VISI.NEWS | BANDUNG – Apakah makanan manis bisa bikin kita bahagia? Jawabannya tidak selalu demikian. Menurut dr. Nadhira Nuraini Afifa, MPH, seorang dokter dan edukator kesehatan, terlalu banyak konsumsi gula justru bisa berdampak negatif pada suasana hati.
Alih-alih merasa lebih segar dan senang, “sugar rush” dari makanan manis bisa berujung pada rasa lelah dan bahkan perasaan murung. Hal ini ia sampaikan dalam acara Guardiancares di Jakarta, Selasa (15/7/2025).
Bukan hanya soal rasa kenyang atau enak, makanan yang kita konsumsi punya peran penting dalam menjaga kesehatan mental. Asupan seimbang yang terdiri dari karbohidrat, protein, lemak sehat, serta sayur dan buah sangat membantu menjaga emosi tetap stabil.

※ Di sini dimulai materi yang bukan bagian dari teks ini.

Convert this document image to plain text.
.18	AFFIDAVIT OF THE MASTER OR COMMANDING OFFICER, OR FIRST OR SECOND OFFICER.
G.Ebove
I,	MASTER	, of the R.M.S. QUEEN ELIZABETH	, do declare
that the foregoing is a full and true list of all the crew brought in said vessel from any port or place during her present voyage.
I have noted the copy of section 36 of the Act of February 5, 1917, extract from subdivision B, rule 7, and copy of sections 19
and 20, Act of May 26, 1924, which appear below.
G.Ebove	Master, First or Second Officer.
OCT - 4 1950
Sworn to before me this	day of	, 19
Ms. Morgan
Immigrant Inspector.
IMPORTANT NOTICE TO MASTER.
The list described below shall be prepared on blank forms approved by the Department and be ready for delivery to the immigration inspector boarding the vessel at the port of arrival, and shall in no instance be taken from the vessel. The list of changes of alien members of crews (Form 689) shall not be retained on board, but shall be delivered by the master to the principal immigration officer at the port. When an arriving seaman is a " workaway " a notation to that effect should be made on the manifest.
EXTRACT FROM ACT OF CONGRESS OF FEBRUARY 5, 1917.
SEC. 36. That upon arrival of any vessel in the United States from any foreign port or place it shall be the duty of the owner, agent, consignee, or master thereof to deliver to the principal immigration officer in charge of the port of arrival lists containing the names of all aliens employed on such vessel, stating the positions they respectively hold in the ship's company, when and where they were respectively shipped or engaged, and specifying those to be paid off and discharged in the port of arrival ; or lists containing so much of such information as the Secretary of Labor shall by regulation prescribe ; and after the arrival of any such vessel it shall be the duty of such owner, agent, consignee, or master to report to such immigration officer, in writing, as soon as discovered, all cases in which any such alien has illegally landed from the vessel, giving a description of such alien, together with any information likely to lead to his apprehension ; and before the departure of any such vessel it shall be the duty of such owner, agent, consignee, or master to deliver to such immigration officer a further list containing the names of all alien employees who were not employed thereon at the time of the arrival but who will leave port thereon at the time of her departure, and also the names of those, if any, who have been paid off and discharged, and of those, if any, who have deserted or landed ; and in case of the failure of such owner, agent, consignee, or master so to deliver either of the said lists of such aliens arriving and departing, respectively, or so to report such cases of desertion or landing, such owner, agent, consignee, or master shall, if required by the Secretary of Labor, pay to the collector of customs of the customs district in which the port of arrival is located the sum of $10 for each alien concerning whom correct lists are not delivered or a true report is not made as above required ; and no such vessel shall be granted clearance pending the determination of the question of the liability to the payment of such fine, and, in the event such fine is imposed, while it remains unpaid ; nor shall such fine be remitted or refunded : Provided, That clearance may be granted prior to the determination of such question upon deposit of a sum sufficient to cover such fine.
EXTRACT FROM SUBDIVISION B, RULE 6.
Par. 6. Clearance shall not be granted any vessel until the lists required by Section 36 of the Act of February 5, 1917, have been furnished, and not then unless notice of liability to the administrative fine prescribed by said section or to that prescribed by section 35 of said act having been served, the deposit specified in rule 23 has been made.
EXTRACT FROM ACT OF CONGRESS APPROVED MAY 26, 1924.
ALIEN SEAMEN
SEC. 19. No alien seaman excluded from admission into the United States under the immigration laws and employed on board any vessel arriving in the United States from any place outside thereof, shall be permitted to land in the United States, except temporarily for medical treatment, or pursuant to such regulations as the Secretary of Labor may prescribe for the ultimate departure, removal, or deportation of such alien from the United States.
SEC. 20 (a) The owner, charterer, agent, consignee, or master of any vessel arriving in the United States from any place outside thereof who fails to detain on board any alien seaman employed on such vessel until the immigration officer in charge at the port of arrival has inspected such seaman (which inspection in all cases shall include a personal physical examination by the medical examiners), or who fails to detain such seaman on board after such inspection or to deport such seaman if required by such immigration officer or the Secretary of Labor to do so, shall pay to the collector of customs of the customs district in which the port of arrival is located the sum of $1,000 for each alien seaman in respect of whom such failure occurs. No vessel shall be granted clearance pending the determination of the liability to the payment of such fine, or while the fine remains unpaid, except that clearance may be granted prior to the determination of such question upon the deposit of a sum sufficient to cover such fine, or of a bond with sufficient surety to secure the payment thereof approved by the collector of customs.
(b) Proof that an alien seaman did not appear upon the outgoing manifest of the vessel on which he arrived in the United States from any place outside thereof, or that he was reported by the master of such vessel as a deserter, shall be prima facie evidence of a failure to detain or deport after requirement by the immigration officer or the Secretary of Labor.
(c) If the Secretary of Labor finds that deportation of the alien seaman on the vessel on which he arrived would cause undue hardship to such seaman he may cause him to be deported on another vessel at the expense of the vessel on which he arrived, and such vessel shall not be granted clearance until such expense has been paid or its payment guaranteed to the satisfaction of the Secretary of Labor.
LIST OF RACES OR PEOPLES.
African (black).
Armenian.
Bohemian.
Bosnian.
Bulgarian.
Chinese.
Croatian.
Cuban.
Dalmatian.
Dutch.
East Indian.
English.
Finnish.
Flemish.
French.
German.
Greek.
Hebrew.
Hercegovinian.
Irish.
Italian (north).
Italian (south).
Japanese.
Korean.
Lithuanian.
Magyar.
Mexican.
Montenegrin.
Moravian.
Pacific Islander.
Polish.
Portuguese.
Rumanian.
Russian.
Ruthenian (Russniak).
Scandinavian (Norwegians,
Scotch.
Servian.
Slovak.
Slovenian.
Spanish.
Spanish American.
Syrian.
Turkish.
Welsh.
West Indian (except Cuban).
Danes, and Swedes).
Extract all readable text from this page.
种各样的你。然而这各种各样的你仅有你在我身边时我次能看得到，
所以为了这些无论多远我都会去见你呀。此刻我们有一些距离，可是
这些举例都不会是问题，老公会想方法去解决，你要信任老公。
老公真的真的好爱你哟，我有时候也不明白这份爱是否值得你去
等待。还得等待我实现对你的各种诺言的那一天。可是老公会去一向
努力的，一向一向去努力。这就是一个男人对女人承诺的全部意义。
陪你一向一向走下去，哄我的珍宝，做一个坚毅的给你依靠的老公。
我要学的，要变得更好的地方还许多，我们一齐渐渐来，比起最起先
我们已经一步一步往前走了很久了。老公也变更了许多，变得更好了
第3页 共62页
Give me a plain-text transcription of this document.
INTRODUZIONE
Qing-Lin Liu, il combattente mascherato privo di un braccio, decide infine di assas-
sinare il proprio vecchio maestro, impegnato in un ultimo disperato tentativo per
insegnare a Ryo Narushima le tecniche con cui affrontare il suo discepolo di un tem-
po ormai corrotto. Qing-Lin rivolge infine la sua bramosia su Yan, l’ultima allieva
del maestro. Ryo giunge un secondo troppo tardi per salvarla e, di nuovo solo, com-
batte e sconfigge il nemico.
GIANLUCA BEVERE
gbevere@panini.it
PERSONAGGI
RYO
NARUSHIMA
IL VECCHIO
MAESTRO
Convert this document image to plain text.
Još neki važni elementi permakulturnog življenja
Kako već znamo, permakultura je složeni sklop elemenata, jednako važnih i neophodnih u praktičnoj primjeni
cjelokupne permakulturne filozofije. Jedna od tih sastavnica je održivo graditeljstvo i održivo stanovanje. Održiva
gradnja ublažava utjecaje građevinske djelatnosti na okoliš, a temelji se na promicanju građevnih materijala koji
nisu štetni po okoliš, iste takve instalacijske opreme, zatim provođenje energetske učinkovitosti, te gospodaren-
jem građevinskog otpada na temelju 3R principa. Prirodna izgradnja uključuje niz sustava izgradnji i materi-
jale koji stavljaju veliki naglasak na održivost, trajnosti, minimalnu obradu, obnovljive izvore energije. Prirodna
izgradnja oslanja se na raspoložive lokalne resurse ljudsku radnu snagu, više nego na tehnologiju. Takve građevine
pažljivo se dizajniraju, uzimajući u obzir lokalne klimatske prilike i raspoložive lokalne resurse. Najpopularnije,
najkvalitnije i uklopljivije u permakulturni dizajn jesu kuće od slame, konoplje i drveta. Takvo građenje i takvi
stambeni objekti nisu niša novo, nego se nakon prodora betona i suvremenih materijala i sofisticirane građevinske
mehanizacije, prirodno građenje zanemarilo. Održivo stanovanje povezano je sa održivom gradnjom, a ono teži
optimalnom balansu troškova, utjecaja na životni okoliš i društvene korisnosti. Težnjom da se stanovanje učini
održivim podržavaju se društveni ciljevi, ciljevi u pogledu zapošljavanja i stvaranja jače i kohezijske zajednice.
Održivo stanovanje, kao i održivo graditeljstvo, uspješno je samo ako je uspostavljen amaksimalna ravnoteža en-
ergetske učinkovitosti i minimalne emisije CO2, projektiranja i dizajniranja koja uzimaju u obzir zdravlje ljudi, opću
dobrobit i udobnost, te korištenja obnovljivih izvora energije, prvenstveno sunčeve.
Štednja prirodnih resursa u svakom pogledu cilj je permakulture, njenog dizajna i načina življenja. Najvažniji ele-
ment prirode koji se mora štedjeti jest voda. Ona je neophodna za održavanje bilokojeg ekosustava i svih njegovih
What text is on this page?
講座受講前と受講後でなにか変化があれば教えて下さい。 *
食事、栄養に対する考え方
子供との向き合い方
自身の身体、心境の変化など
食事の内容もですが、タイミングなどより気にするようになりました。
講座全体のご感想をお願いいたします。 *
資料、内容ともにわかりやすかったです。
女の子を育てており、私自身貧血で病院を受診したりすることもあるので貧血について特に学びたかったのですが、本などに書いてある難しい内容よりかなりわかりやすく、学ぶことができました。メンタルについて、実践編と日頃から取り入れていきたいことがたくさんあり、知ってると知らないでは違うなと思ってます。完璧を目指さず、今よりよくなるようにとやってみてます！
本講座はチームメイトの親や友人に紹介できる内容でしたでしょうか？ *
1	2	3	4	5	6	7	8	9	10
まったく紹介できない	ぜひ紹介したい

Salah satu alasannya adalah keberadaan serotonin, zat kimia otak yang mengatur suasana hati, yang 95%-nya diproduksi di saluran cerna. Saluran cerna ini dilapisi oleh jutaan sel saraf dan sangat dipengaruhi oleh bakteri baik.
Bakteri baik inilah yang membantu tubuh menyerap nutrisi, melindungi usus, dan mengaktifkan jalur komunikasi antara otak dan perut yang turut memengaruhi emosi dan pikiran kita.
Studi menunjukkan bahwa mereka yang menjalani pola makan tradisional seperti diet Mediterania atau Jepang yang tinggi sayuran, buah, ikan, dan rendah makanan olahan—memiliki risiko depresi 25–35% lebih rendah dibanding mereka yang mengadopsi pola makan ala Barat yang tinggi gula dan makanan olahan.
Pola makan yang tidak sehat sejak kecil dapat berdampak pada suasana hati anak. Oleh karena itu, penting bagi orangtua untuk membiasakan anak makan makanan bergizi dan menjadi contoh pola makan sehat.
Kesimpulannya, menjaga pola makan bukan hanya untuk tubuh tetap bugar, tapi juga demi kesehatan mental. Jadi, mulai dari sekarang, bijaklah memilih asupan agar mood tetap positif dan hidup terasa lebih ringan.